While not a matter of threat per se, those who have more money will tend to have better access to all resources and technologies that allow for increased competitiveness within the marketplace–i.e., among fellow citizens at all levels of societal organization.

That is, at the individual level, those who have greater wealth will not only have better raw competitive performance than others in all the ways described above; they will have greater cooperative performance than others based on the higher status and negotiating leverage that comes with greater wealth.

That is, others tend to feel strongly compelled to associate and interact with those who have wealth, both because they have more they may share and, more importantly, because: to possess wealth strongly suggests one possesses the attributes necessary to make more of it, which means others may gain access to acquiring more wealth as part of future cooperative pursuits.

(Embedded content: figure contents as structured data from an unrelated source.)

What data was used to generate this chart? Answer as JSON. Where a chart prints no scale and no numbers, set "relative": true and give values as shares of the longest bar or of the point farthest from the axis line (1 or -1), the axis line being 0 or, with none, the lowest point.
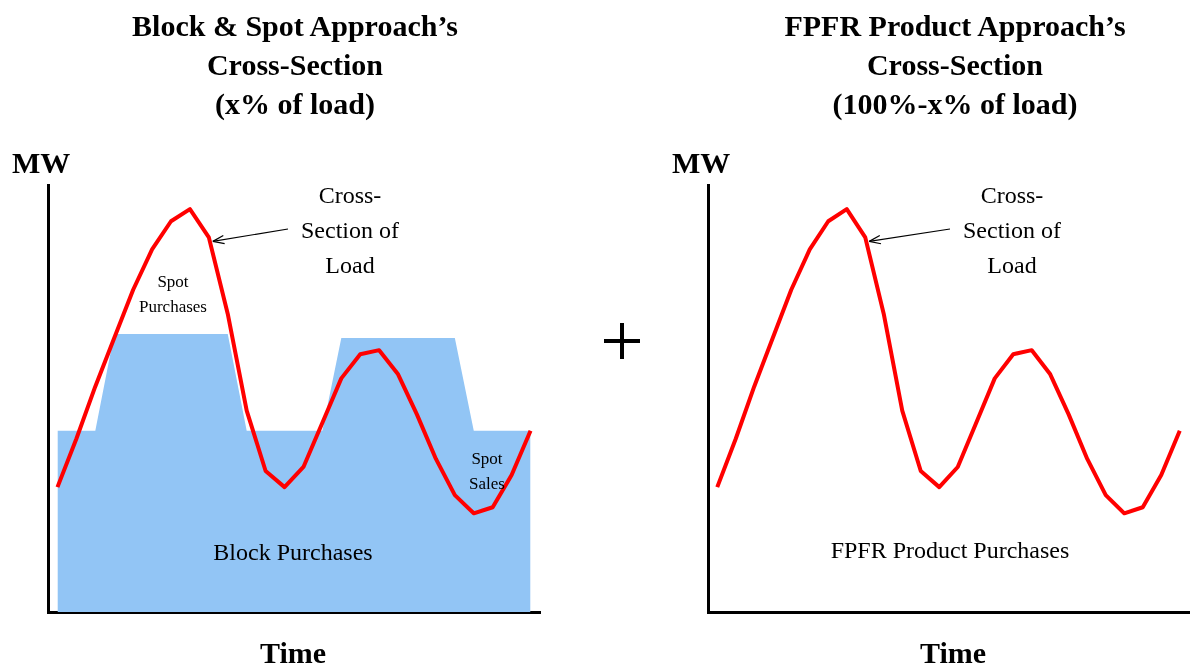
{
  "chart_data": [
    {
      "type": "line",
      "title": "Block & Spot Approach’s\nCross-Section\n(x% of load)",
      "xlabel": "Time",
      "ylabel": "MW",
      "relative": true,
      "categories": [
        null,
        null,
        null,
        null,
        null,
        null,
        null,
        null,
        null,
        null,
        null,
        null,
        null,
        null,
        null,
        null,
        null,
        null,
        null,
        null,
        null,
        null,
        null,
        null,
        null,
        null
      ],
      "series": [
        {
          "type": "area",
          "color": "#92c5f5",
          "values": [
            0.45,
            0.45,
            0.45,
            0.69,
            0.69,
            0.69,
            0.69,
            0.69,
            0.69,
            0.69,
            0.45,
            0.45,
            0.45,
            0.45,
            0.45,
            0.68,
            0.68,
            0.68,
            0.68,
            0.68,
            0.68,
            0.68,
            0.45,
            0.45,
            0.45,
            0.45
          ]
        },
        {
          "color": "#ff0000",
          "values": [
            0.31,
            0.43,
            0.56,
            0.68,
            0.8,
            0.9,
            0.97,
            1,
            0.93,
            0.74,
            0.5,
            0.35,
            0.31,
            0.36,
            0.47,
            0.58,
            0.64,
            0.65,
            0.59,
            0.49,
            0.38,
            0.29,
            0.245,
            0.26,
            0.34,
            0.45
          ]
        }
      ],
      "annotations": [
        "Cross-Section of Load",
        "Spot Purchases",
        "Spot Sales",
        "Block Purchases"
      ]
    },
    {
      "type": "line",
      "title": "FPFR Product Approach’s\nCross-Section\n(100%-x% of load)",
      "xlabel": "Time",
      "ylabel": "MW",
      "relative": true,
      "categories": [
        null,
        null,
        null,
        null,
        null,
        null,
        null,
        null,
        null,
        null,
        null,
        null,
        null,
        null,
        null,
        null,
        null,
        null,
        null,
        null,
        null,
        null,
        null,
        null,
        null,
        null
      ],
      "series": [
        {
          "color": "#ff0000",
          "values": [
            0.31,
            0.43,
            0.56,
            0.68,
            0.8,
            0.9,
            0.97,
            1,
            0.93,
            0.74,
            0.5,
            0.35,
            0.31,
            0.36,
            0.47,
            0.58,
            0.64,
            0.65,
            0.59,
            0.49,
            0.38,
            0.29,
            0.245,
            0.26,
            0.34,
            0.45
          ]
        }
      ],
      "annotations": [
        "Cross-Section of Load",
        "FPFR Product Purchases"
      ]
    }
  ]
}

So overall, this means that those with wealth, and the high status associated with it, will get to pick and choose from a larger pool of potential cooperators, thereby gaining access to a higher quality of associations. Of course, as all of higher status will use this same sorting process in their “networking” pursuits, higher-status individuals will tend select each other, as each will be able to maximize their cooperative yields. This explains why “Birds of a feather flock together,” as those of similar status will match up in mutually beneficial cooperative fashion.

Needless to say, at the other end of the spectrum, as those of lower status will have relatively few individuals interested in interacting and associating with them, as they have little to offer in any regard, they will be limited to mainly a low quantity and low quality of interactive choices. So similarly low-status birds will tend to flock together. And the same will be true for the majority in the heart of the status bell curve, where those of middling status will also tend to find association with those of like kind.